Seminary 101


Many people, even many Catholics, have a vision of seminary as a very strict monastery. They imagine men walking around in hooded robes with folded hands, observing strict silence, and never smiling or laughing. But that is not even true of a monastery, much less a seminary. The truth is that modern seminaries are much like small universities, albeit with a very strong spiritual and community emphasis. Today’s seminaries are filled with joyful men who engage in prayer, recreation and learning together as they prepare for priestly life and ministry. It is a very vibrant setting! Some have called it the best education the Church has to offer.

What is daily life like for a typical seminarian? In a word: full. Because the demands of priesthood are great, formation of future priests is thorough. In addition to university academics, seminarians pray together, go to Mass, meet with their spiritual directors, and go to pastoral assignments at local parishes. Plus there are special meetings and workshops, student government, pastoral work programs, personal exercise and recreation, and retreats. From a secular perspective, you could compare seminary to getting a master’s degree and having a regular job at the same time.

Four Pillars of Priestly Formation

Being a priest, however, is not a job. It is a taking on a new identity. It is becoming an alter Christus, another Christ. To this end, the Church requires rigorous formation in four key areas:

  • Human formation: learning how to be a good person; how to appropriately give and receive love; how to be a bridge to Christ; how to represent the Church well to all types of people.
  • Spiritual formation: developing a deep and mature relationship with Christ through prayer and virtuous living; recognizing God’s work in this world and one’s own life.
  • Intellectual formation: understanding the truths of the Faith and cultivating the skills to teach the Faith to others.
  • Pastoral formation: learning how to be a shepherd of souls; how to help parishioners in the joys and trials of life; allowing God to work through one’s actions.

The Stages of Seminary

A man may begin his formation any time after high school. If he has had previous college education, there are still certain areas which he must study, such as philosophy and theology, so that he will have the tools to become a good pastor of souls. Every man who begins seminary studies will be placed in one of the first two “levels” according to his previous education.

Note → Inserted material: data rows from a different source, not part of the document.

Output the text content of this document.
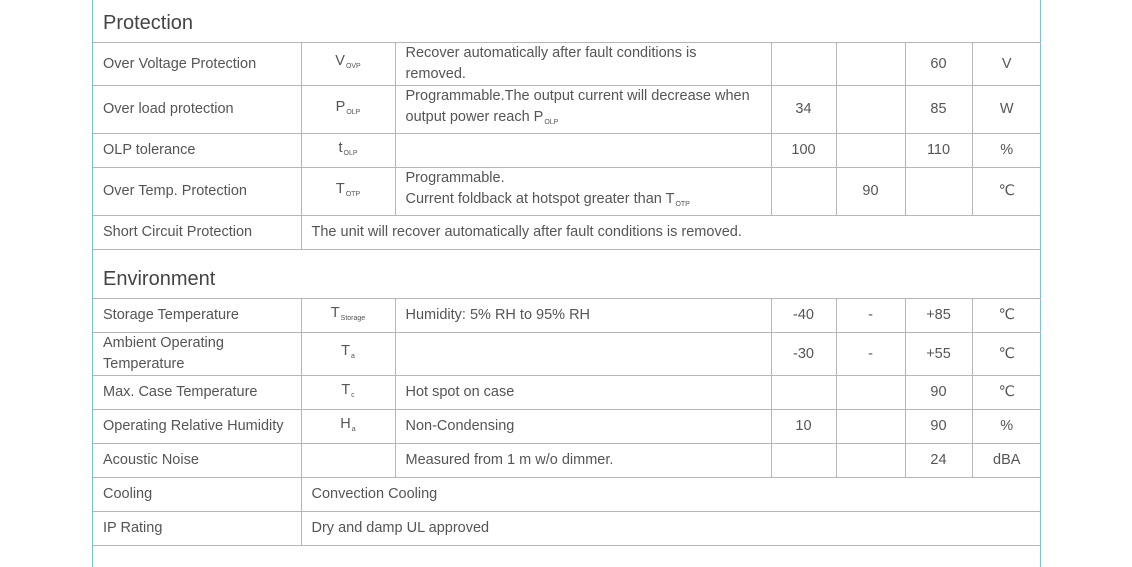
Protection
Over Voltage Protection	$V_{OVP}$	Recover automatically after fault conditions is removed.			60	V
Over load protection	$P_{OLP}$	Programmable.The output current will decrease when
output power reach $P_{OLP}$	34		85	W
OLP tolerance	$t_{OLP}$		100		110	%
Over Temp. Protection	$T_{OTP}$	Programmable.
Current foldback at hotspot greater than $T_{OTP}$		90		℃
Short Circuit Protection	The unit will recover automatically after fault conditions is removed.					
Environment
Storage Temperature	$T_{Storage}$	Humidity: 5% RH to 95% RH	-40	-	+85	℃

Ambient Operating
Temperature	$T_a$		-30	-	+55	℃
Max. Case Temperature	$T_c$	Hot spot on case			90	℃
Operating Relative Humidity	$H_a$	Non-Condensing	10		90	%
Acoustic Noise		Measured from 1 m w/o dimmer.			24	dBA
Cooling	Convection Cooling					
IP Rating	Dry and damp UL approved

  • Propedeutic Stage: A year of spiritual and human formation.
  • Discipleship Stage (College Seminary): Men studying to obtain a college degree (generally in Philosophy, though not always) while at the same time undergoing the formation required to enter major seminary.
  • Discipleship Stage (Pre-Theology): Men who already have a college degree, but who still need to satisfy the requirements of two years of formation and philosophical study, usually at a major seminary, before entering Theology.
  • Configuration Stage: Men who have attended either college seminary or pre-theology will continue the final four years of priestly formation at a major seminary. They focus on Theology, Morality, Scripture and the Sacraments among other subjects.
  • Vocational Synthesis: A year of practical formation after being ordained to the transitional diaconate.

Installation of Ministries

Seminarians progress through several formal steps on their way to priesthood, typically in the timeframe presented below (with some variations, depending on the seminary). While many laypeople throughout the Church function as lectors, altar servers, or acolytes, very few of them are actually installed ministers. Installation as Lector or Acolyte is traditionally seen as a step on the way to the Sacrament of Holy Orders and is reserved to men alone.

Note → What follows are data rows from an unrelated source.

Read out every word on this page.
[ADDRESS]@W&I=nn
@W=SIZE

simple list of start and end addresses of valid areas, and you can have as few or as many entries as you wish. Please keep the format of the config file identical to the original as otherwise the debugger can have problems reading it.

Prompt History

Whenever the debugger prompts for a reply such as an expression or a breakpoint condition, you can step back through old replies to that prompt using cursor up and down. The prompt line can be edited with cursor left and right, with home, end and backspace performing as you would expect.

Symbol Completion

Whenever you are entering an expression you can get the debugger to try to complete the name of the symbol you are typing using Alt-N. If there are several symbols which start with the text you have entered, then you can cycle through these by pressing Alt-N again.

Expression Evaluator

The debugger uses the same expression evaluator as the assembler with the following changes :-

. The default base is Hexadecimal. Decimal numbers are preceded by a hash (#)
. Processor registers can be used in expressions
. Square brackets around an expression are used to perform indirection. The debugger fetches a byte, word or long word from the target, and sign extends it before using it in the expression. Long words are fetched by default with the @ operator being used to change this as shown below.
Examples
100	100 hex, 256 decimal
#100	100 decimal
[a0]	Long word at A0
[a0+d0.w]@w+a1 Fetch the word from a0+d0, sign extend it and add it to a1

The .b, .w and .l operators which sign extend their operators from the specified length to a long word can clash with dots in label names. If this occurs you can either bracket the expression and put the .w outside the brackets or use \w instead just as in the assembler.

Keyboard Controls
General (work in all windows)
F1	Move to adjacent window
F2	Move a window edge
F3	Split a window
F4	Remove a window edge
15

  • Ministry of Lector (First Theology): Proclaim the word of God in a liturgical assembly.
  • Ministry of Acolyte (Second Theology): Assist the deacon and priest during Mass.
  • Admission to Candidacy (Third Theology): The bishop formally calls a man to be ordained.
  • Ordination to Diaconate (Summer after Third Theology): A man is ordained to proclaim the Gospel at Mass, preach, baptize, witness marriages, and assist the priest in bringing Jesus to people in need.
  • Ordination to Priesthood (Summer after Vocational Synthesis): A man is ordained to the priesthood of Jesus Christ.